Thunderhawk hit it right.....hunt the fields during the rain. If its windy look for topography that blocks the wind...protected areas. If you find a field in a bottom you're definitely in business. Do lots of walking and looking into fields before calling.

Rich


----------



## wolfbangduck

You certainly can kill a bird in this weather,field hunting in the rain is a good bet,If it is not too bad of a lighting day go for it!some good info has been stated earlier.short of it being not as comfortable,your chances are still good,give if a try.the birds will fly from the roost and do what they do whatever the weather is.Good luck,WBD.


----------



## squid_1

Sunday of youth season was rainy. 2 of my boys each got birds so I would say go for it.


----------



## TMK

Tried PA today.

Saw LOTS of deer, But didn't hear or see a turkey all day

They seem to have lockjaw!


----------



## hunt-n-fish

TMK said:


> Tried PA today.
> 
> Saw LOTS of deer, But didn't hear or see a turkey all day
> 
> They seem to have lockjaw!



It must be where you were, because they talked well in Venago and lawrence counties. Couple of my friends killed birds, one guy killed his 2, yesterday and today. Both days they birds were killed between 9-9:30am.


----------



## TMK

I was hunting on the Mercer/Venango county border.
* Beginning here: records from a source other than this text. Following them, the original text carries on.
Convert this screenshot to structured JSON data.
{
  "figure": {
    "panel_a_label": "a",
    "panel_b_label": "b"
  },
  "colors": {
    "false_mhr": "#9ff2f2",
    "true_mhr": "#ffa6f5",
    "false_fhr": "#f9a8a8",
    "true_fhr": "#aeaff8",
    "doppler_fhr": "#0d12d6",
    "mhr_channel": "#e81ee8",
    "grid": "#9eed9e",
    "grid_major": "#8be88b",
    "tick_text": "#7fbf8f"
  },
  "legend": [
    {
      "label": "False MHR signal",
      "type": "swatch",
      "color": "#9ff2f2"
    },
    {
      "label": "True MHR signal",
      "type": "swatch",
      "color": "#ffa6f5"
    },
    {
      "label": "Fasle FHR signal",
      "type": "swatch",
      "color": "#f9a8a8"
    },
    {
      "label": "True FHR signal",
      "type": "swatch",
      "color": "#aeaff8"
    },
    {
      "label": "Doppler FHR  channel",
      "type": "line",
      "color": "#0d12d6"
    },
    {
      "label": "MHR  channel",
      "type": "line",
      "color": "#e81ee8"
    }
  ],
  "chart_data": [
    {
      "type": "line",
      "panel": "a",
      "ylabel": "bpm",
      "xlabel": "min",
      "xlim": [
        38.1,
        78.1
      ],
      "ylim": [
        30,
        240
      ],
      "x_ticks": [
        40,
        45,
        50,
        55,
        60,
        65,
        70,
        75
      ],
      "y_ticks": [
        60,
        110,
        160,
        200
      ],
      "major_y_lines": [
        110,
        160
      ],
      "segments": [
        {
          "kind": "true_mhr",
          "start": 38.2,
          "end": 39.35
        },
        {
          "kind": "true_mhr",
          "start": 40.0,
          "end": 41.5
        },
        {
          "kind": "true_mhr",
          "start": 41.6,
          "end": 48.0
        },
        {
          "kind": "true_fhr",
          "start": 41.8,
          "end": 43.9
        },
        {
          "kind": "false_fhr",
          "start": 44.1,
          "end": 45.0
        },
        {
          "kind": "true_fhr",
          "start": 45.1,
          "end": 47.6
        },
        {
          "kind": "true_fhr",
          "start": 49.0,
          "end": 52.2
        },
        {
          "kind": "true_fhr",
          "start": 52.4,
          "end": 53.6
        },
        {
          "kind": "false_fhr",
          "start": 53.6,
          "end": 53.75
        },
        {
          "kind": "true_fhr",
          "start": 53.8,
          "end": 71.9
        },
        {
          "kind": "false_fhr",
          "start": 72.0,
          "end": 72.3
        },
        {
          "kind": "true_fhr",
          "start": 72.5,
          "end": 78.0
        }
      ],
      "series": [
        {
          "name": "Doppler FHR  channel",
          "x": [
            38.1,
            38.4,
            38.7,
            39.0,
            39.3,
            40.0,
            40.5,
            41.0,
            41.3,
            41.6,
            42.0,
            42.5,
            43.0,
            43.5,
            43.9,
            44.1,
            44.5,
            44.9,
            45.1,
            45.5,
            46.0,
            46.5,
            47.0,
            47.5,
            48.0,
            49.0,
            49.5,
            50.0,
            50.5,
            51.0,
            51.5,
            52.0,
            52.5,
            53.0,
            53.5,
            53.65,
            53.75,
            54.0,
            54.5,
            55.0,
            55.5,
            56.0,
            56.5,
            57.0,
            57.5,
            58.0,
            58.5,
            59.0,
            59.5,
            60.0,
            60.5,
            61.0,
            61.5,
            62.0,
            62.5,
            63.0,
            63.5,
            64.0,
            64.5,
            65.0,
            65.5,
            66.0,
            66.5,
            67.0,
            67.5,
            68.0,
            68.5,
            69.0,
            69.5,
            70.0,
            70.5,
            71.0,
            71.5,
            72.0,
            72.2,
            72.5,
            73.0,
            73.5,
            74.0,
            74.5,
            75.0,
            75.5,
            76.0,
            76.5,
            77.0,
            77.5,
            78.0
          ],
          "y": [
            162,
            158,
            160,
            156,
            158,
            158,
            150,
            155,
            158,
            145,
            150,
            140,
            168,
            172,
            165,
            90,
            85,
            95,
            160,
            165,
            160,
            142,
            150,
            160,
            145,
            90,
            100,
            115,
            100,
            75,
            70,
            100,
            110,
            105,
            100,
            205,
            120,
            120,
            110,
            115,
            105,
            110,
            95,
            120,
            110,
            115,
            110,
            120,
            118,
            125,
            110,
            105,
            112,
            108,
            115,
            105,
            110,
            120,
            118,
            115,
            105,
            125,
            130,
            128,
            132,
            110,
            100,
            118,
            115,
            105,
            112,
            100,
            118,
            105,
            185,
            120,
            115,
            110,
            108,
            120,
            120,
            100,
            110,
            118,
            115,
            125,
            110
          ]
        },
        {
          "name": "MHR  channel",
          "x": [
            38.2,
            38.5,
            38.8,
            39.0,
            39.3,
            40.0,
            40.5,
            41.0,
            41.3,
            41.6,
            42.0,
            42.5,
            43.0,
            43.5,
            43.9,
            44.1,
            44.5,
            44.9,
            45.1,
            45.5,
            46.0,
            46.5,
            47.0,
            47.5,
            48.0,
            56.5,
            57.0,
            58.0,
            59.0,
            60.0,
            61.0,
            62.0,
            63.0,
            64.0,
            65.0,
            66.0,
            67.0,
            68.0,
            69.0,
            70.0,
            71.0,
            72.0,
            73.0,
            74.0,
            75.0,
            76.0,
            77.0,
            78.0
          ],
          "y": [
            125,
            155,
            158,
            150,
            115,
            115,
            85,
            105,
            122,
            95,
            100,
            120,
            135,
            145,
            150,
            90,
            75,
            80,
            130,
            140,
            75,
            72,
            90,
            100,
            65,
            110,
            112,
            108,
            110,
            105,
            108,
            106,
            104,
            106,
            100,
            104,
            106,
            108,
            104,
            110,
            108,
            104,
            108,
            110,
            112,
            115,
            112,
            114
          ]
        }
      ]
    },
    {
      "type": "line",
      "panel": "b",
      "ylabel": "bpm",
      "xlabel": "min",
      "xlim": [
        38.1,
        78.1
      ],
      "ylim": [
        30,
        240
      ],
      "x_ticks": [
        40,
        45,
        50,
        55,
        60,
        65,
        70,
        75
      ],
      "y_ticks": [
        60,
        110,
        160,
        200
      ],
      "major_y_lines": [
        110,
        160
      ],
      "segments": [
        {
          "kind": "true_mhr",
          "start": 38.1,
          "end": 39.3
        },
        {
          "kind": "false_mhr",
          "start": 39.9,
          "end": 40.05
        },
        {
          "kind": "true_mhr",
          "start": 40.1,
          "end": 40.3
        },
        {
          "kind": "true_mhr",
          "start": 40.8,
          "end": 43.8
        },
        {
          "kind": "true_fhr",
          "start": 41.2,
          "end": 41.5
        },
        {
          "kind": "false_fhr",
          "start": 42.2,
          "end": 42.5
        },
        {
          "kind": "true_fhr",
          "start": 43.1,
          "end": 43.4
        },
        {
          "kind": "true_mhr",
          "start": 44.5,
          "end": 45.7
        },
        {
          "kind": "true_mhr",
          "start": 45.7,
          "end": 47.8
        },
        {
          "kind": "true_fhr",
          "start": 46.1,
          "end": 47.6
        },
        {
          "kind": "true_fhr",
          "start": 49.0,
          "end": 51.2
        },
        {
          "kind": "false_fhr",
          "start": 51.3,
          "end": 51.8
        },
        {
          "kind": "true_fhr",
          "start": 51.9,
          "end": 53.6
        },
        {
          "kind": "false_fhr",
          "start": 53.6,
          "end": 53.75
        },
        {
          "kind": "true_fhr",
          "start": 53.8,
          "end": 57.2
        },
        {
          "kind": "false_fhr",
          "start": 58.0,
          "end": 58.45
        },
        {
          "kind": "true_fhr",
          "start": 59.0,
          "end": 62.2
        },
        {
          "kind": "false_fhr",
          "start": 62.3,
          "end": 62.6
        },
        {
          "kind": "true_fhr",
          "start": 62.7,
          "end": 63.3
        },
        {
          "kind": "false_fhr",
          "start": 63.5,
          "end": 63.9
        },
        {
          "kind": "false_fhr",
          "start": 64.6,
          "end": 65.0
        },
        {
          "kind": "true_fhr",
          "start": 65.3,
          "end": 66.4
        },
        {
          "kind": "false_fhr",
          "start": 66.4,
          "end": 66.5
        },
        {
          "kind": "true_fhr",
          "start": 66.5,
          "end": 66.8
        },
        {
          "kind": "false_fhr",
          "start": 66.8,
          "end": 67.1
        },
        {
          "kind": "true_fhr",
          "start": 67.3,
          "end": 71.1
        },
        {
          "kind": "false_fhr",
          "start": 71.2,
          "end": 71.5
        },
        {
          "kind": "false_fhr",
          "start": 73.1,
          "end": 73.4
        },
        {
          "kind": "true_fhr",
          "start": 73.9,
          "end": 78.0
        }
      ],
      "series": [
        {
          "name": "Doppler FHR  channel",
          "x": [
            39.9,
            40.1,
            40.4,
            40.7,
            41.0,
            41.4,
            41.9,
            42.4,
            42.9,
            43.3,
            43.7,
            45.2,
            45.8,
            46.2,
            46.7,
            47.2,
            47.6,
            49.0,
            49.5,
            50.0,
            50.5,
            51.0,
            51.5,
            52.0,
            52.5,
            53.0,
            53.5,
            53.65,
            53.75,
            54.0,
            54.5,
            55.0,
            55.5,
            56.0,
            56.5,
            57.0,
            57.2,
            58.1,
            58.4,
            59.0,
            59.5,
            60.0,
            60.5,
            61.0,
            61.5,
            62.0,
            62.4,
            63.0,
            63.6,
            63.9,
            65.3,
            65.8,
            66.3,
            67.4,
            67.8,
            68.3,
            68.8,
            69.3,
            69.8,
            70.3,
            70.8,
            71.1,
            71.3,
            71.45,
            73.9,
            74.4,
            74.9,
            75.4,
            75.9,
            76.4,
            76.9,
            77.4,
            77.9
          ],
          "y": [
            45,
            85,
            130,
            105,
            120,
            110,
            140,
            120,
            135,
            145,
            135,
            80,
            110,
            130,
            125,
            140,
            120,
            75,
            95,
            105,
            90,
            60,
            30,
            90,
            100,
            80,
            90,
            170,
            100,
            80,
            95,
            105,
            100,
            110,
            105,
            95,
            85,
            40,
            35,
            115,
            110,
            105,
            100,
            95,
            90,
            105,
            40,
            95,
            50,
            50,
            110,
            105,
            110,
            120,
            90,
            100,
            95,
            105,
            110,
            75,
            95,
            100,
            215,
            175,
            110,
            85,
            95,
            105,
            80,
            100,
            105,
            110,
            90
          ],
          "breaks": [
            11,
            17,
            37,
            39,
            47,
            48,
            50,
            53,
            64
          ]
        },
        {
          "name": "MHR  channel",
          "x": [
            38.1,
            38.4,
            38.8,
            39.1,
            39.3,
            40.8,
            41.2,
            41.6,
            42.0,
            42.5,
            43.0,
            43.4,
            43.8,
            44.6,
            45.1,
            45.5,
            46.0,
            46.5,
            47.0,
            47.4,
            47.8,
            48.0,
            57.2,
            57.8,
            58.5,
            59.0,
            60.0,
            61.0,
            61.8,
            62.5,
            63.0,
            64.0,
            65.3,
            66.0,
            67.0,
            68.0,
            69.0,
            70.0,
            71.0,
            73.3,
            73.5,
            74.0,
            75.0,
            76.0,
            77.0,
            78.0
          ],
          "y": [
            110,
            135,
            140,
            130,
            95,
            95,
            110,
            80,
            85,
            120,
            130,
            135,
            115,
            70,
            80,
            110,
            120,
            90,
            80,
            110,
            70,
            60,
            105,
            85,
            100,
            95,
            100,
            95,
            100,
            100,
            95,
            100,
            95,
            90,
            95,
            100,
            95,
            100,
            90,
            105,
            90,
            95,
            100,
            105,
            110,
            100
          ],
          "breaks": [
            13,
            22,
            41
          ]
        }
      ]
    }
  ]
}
On the Sat youth hunt, we had six different birds going at the same time in this area. Plus several several other birds gobbling nearby.

Last year during deer season, we saw birds every time we hunted.

I was surprised to not hear any gobbling today, but I'm not too discouraged.


----------



## c. j. stone

One of my best, and most memorable days, was when the forecast for for a possible rain "shower" first thing in the morning. I did take my camo raingear just in case. I set up across a small ravine from a treed gobbler I heard while walking into the woods, back against a huge oak tree. Made a couple yelps to which he responded immediately still in the tree. Then all hell broke loose-worst thunderstorm I ever saw and I'm in the woods, a long way from the truck. It went on for about an hour and must have dumped two inches of rain in that time. The ravine had a small river flowing down it by the time it quit. That turkey stayed in the tree for the entire storm and gobbled every time the thunder clapped-which was a lot! Abt. an hour after it stopped he finally pitched down, came my way, and I shot a tree! No turkey, but what an experience!


----------